Many Christians Hold Universalist Views, Barna Finds
Universalism has returned to the public spotlight following the release of Rob Bell's "Love Wins" but many Christians held that view prior to the book's release, according to a new survey from the Barna Group. One in four born-again Christians hold universalist thoughts when it comes to salvation, The Christian Post reports. Forty percent of those who identify as born-again Christians said that Christians and Muslims worship the same God. According to the Barna analysis, 43 percent of Americans in general agreed with the statement “It doesn’t matter what religious faith you follow because they all teach the same lessons,” while 54 percent disagreed.
Rob Bell: No Regrets over 'Love Wins'
Rob Bell's controversial book, "Love Wins," garnered condemnation from many evangelical leaders, but the author and pastor says he has no regrets.
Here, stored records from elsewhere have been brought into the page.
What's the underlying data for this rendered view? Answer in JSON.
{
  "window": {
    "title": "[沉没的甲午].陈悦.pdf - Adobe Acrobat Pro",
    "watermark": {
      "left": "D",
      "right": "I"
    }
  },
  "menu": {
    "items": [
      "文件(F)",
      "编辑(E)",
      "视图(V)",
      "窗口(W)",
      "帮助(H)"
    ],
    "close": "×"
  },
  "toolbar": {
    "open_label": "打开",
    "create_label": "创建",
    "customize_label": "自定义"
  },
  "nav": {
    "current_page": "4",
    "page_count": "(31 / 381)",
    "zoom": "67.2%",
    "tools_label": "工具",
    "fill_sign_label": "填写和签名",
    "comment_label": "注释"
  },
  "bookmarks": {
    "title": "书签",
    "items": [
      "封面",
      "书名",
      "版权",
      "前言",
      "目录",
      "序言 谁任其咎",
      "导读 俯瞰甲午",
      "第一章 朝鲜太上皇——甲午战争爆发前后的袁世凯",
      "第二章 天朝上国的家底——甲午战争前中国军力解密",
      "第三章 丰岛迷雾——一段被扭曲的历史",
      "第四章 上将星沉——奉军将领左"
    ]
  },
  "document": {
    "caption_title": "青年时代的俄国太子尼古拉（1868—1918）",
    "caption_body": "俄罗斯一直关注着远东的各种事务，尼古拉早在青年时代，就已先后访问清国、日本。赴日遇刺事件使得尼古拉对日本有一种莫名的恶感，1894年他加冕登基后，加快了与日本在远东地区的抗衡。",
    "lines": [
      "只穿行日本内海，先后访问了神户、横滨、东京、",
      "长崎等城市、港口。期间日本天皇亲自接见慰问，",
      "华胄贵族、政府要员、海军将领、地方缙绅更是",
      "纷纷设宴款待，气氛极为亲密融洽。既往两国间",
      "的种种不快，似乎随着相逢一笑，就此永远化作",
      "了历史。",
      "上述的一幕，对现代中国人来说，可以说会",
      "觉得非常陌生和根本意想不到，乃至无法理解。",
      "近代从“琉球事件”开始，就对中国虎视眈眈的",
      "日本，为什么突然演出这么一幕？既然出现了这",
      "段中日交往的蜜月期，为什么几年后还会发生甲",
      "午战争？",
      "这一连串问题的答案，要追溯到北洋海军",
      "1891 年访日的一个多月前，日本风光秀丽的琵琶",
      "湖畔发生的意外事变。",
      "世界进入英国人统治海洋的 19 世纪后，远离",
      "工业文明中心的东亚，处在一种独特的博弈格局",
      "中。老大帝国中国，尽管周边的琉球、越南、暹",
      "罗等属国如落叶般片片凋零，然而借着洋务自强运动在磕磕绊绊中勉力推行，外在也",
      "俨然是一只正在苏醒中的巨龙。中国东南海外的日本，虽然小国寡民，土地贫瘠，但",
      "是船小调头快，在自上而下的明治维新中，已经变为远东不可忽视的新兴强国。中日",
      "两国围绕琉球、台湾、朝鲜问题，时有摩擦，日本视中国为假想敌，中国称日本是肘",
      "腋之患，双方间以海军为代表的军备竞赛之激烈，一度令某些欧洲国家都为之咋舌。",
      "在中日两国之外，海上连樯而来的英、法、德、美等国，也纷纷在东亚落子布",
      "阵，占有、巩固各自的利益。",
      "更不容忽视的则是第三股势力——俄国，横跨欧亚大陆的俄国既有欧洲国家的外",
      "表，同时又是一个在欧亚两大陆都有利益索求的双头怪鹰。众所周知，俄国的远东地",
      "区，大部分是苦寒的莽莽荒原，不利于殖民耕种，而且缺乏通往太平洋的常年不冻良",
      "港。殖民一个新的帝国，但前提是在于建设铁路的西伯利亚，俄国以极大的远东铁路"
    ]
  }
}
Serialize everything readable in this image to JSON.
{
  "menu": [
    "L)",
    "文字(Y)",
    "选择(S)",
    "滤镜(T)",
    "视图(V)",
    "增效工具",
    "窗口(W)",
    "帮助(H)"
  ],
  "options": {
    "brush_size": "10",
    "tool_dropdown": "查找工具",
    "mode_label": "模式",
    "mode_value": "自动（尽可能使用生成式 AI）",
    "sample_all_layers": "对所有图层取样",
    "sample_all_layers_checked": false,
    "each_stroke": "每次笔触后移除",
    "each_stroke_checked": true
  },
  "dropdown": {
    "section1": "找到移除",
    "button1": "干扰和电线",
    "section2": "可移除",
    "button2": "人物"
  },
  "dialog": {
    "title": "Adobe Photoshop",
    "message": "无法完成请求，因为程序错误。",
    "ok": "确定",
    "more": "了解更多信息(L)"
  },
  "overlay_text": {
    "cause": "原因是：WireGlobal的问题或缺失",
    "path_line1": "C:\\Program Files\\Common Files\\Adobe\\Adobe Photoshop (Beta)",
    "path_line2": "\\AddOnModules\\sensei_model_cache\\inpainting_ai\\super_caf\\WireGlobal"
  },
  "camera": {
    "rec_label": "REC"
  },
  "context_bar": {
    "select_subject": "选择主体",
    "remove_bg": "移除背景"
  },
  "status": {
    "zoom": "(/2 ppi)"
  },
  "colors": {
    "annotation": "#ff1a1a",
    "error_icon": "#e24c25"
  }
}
The bestseller reached the number two spot on the New York Time list. Critics, however, said the book was just a modern rehashing of the universalist heresy, downplaying God's judgment as a contradiction to his love. This week Bell told journalists that he was misunderstood and the book was misread. “Some of the things people say and the way that they act, this can’t be the way of Jesus. There’s got to be a little higher standard of civil discourse," he said, according to Christian Today. “My first thought is that [people] should read the book first. That was a phenomenon that I didn’t expect, that there would be that sort of level of discussion surrounding a book that nobody had read."